Tuesday 11th September.
Temperature 30°. Cool and overcast early but sunny by midday and warmer.
Set off for Lucca onlt 25 kms away. Found a park and entered the old Lucca via Porta S. Maria. The streets are very narrow and main mode of transport is on foot but also many cyclists taking up the offer of bike hire for €3 per hour. Graham was tempted but the surfaces were cobble stones and the area like rabbit warrens – a bit hard to read the map and cycle at the same time. The shops were plentiful but more up market than other areas like Siena. The place had a good feel to it and we really enjoyed wandering around. We found a fantastic pastisserie for coffee and cake and were surprised with the number of visitors to the area that the shops were mostly closed between 12.30pm- 3pm.
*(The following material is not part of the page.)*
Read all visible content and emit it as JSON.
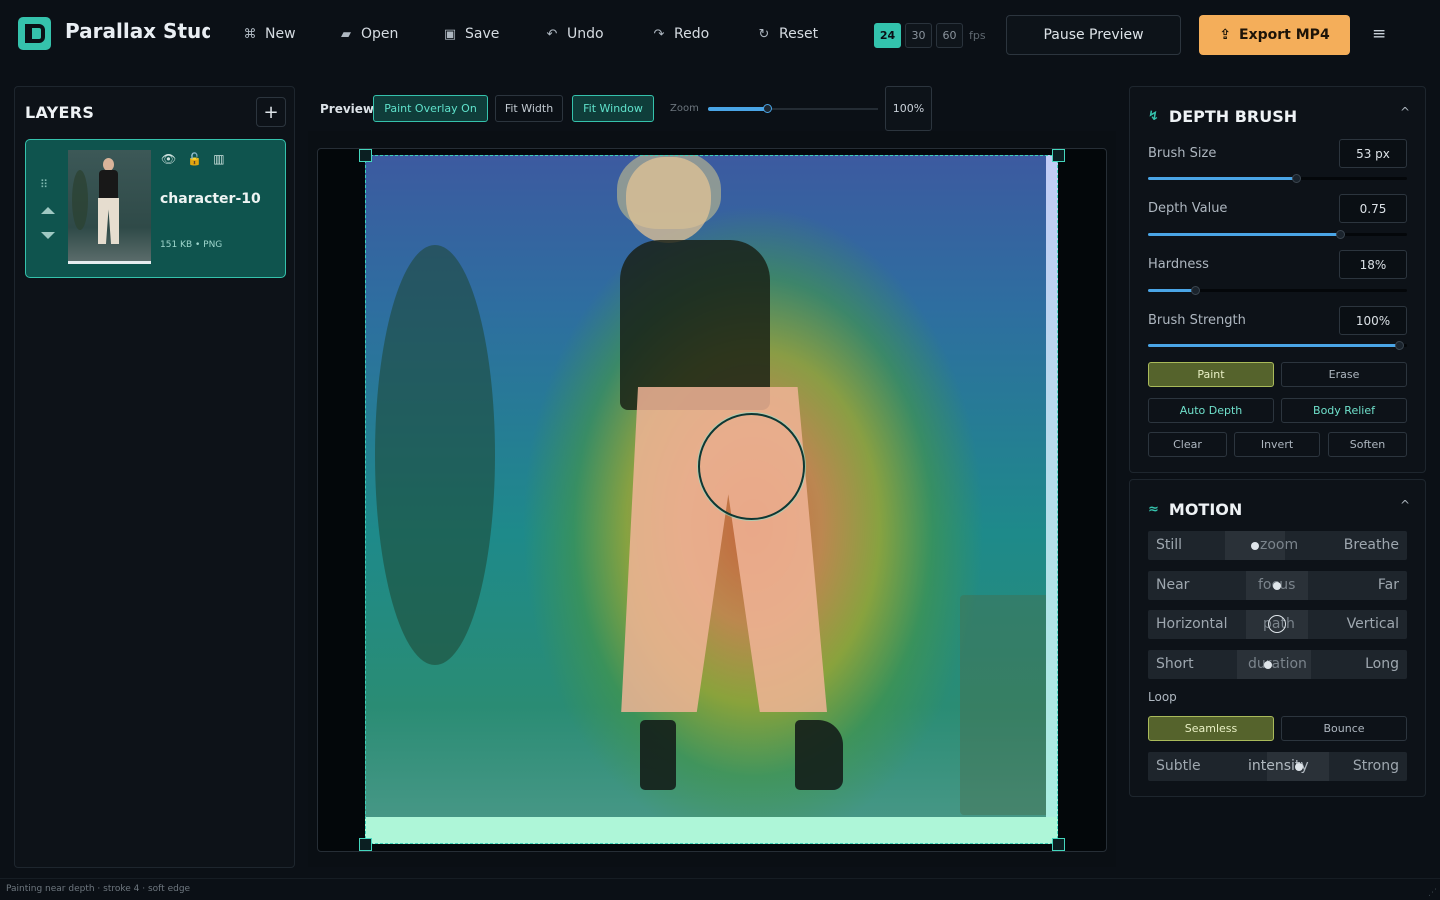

Even some of the cafes were all closed up for siesta. We had lunch in the ampitheatre area before setting off for Pisa which was only about 26 kms away. Our intention was only to see the tower and take some photos but we were surprised by the volume of tourists there and the souvenir carts one after the other! There were towers of all sizes for sale as well as the leather bags, tea towels and Pinocchios etc.
We arrived home about 5.30pm and rested for a bit before a lovely dinner at the Le Monache restaurant. The Le Monache Inn, that takes its name from a monastery of Carmelite cloistered nuns (1590 -1901) that was located in the adjoining building, is in the heart of Camaiore's historical centre. The accommodation and restaurant have been in the Bertozzi family since it was opened in 1923 and passed down through the four generations. The table toppers and runners have hand painted Carmelite nuns and flowers on hessian and are quite unique. The food is fantastic and great service too.
Wednesday 12th September
Temperature up to 26°. Very cloudy and slight rain
We awoke to a cloud covered day but set off for La Spezia where we planned to get a train to Cinque Terre. We’d done our homework the night before and put an address in to the GPS which we’d hoped would get us close to the train station where we could also park the car.
Road access to Cinque Terre is very limited and we thought train travel that stopped at each of the five little villages along the coast would be the safer option. (Boats also run between the villages). As we neared La Spezia, we encountered our first drops of rain. We found the train station car park with no difficulty and then the information centre to buy the pass to Cinque Terre. €10 each included return train travel and access to the five villages and walking tracks within the National Park. It is an area frequented by keen bush walkers and to walk the distance between the five villages is only 9 kilometres but it takes about 5 hours. There are much longer walks too in the area.
We had not planned on any serious walking and just meandered along the streets taking in the views. We got off the train at Monterosso – the northern most and the largest Village of the five and then again at Riomaggiore on our return trip. Although we avoided rain until we pulled out of the car park around 4.30pm, it was very windy, there were dark threatening skies all day and the sea was very rough. All water sports had been cancelled for the day. I can imagine a boat trip on a lovely sunny day would be very picturesque.